With interest rates remaining high coupled with rigidity of banks to lend, many Rwandans have resorted to collective investment schemes to raise capital to finance their businesses.
Latest data shows business leaders have pooled Rwf155 billion in capital, which has been invested in different projects in Kigali.
With the high ratio of non-performing loans and increasingly costs of provisioning, banks are lending against collateral, locking out hundreds of small businesses.
A baseline survey carried out by the Private Sector Federation (PSF) to map out collective investment scheme shows 86 collectives exited in the country by 2015.
The collectives have invested in all sectors of the economy including agriculture, agro-processing, energy, mining, tourism and real estate.
Kigali alone, according to PSF has attracted investments worth Rwf80 billion, a sign the city offers more business opportunities during the implementation of its development master plan.
According to experts, the pool of resources that the private sector has marshalled over time, positions them to finance mega projects.
“The growing number of collective investment schemes shows the potential they have to transform the investment landscape in Rwanda,” said Faustin Karasira, director of capacity building and entrepreneurship at PSF.
In an investment forum organised by Kigali city authorities on May 31, the meeting aimed at forging partnerships with business leaders would see the city and PSF jointly implement the master plan.
The burgeoning collective investment schemes, according to the private sector have shown potential to finance private-public partnerships in energy, housing and other infrastructure projects.
High cost of credit
The high cost of credit, which ranges between 17 per cent and 24 per cent depending on the perceived credit risk, has locked out many would-be borrowers.
According to lenders, the few who accessed credit are struggling to service the loans, citing a slowdown in economic growth to 5.9 per cent in 2016, compromising consumption as disposable incomes shrunk.

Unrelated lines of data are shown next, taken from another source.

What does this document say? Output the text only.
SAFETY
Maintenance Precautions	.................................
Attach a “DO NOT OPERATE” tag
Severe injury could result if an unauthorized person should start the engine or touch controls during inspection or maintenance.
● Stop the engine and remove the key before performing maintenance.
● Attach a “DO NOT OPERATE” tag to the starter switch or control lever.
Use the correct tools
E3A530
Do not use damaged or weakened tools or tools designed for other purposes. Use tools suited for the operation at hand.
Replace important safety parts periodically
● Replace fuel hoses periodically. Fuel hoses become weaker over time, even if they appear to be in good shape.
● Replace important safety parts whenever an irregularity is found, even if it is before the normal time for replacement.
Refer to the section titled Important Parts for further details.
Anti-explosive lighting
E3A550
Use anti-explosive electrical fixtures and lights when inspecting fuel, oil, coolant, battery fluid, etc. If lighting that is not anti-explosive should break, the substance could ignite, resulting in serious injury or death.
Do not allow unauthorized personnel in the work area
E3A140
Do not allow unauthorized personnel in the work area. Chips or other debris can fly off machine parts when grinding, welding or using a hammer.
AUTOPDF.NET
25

Market players allude increased provisioning for bad debt to be the main driver of the drop in lending, which has made banks more risk-averse.
Data from National Bank of Rwanda Credit to the private sector has plunged from double-digit growth to single-digit growth.
The slowdown in credit is blamed on a sluggish economic growth due to low global commodity prices, high inflation, which pushed up the cost of living and depreciation of the Rwandan franc.
Data from the Ministry of Finance and Economic Planning shows fewer loans were disbursed in 2016 compared with the previous year. Credit to the private sector slowed down in 2016, growing at only 7.8 per cent compared to the highest recorded rate of 30 per cent in 2015. Loans grew marginally from Rwf1178.1 billion in 2015 to Rwf1269.6 billion.
Mr Karasira said collective investments in the country are still dogged by poor fund management, which is locking out many members as corporate governance issues continue to drag down its growth.
Champion Investment Corporation Complex, a commercial complex with 1,500 rooms is one of the signature projects developed through the scheme. The complex valued at $30 million (Rwf25 billion), followed in the footsteps of Nyarugenge market and Gisozi mixed-use building.